Dr. Graham J. Reynolds teaches and researches in the areas of copyright law, intellectual property law, property law, intellectual property and human rights, and technology and access to justice. His current research focus is the intersection of intellectual property and human rights, as well as the relationship between intellectual property and social justice.

Before joining the Allard School of Law, Graham was a member of faculty at Dalhousie University’s Schulich School of Law, where he was the Co-Editor in Chief of the Canadian Journal of Law and Technology and served as a member of the Schulich School of Law’s Law and Technology Institute. Graham also previously served as the judicial law clerk to the Honourable Chief Justice Finch of the British Columbia Court of Appeal.

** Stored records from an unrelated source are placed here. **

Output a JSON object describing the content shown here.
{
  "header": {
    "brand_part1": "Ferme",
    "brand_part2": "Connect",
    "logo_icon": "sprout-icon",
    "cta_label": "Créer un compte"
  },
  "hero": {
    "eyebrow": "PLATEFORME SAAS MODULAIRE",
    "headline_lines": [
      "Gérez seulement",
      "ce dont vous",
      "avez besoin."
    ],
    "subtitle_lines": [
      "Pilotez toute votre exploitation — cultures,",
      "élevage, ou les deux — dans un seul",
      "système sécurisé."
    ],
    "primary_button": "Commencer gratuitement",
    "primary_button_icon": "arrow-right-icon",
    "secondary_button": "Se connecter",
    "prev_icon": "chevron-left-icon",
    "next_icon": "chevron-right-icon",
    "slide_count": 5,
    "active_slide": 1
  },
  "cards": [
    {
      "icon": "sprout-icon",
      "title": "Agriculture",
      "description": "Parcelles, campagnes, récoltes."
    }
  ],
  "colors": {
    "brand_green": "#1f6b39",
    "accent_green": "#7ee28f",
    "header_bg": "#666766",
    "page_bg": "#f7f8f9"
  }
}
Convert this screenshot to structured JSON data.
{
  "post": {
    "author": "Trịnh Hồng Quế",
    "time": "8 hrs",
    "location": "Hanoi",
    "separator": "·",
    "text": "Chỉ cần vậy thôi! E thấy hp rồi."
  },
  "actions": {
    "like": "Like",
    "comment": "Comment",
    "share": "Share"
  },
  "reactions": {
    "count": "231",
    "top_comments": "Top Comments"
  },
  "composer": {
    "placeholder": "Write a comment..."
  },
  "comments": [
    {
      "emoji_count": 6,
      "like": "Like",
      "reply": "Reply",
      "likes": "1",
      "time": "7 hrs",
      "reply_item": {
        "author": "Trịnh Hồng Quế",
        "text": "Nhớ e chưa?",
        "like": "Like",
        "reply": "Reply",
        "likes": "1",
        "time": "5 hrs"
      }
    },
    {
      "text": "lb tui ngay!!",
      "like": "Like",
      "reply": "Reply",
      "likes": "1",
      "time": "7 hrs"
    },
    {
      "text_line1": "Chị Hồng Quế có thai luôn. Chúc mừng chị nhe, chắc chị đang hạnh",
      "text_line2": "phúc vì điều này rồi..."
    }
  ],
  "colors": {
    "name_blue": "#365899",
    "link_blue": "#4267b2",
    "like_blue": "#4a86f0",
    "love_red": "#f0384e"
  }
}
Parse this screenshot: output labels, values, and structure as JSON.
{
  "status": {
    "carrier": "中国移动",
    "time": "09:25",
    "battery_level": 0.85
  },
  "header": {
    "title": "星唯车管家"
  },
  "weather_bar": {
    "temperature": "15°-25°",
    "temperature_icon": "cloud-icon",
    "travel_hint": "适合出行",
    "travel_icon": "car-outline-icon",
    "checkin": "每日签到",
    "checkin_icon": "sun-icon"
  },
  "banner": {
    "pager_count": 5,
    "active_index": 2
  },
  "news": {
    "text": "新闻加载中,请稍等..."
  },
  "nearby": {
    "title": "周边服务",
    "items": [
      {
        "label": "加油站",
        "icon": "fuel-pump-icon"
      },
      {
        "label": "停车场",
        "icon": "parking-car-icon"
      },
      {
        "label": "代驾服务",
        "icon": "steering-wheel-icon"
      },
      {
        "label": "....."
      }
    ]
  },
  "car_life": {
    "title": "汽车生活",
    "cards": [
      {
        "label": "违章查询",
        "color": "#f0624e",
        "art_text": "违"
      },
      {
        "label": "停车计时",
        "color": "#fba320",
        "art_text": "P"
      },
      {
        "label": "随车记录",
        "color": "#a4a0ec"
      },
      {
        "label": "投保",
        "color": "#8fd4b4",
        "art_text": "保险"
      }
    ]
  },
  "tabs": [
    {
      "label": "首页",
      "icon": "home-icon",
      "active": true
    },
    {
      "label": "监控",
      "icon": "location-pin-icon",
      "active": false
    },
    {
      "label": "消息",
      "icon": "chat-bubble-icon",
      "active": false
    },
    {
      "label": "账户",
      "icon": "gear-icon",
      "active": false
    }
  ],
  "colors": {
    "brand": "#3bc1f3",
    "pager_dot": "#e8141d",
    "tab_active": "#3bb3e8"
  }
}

Graham completed his graduate studies at the University of Oxford, where he studied on a Rhodes Scholarship, a Pierre Elliott Trudeau Scholarship, and a Social Sciences and Humanities Research Council of Canada Doctoral Award. Graham’s doctoral thesis focused on the intersection of freedom of expression and copyright in Canada.

Graham is a recipient of multiple teaching awards, including a UBC Killam Teaching Prize as well as the Allard School of Law’s annual teaching award, the George Curtis Memorial Award for Teaching Excellence.

Among other research affiliations, Graham is currently a Research Fellow of the Oxford Intellectual Property Research Centre at the University of Oxford. He has also been a visiting professor at the University of Bern in Switzerland.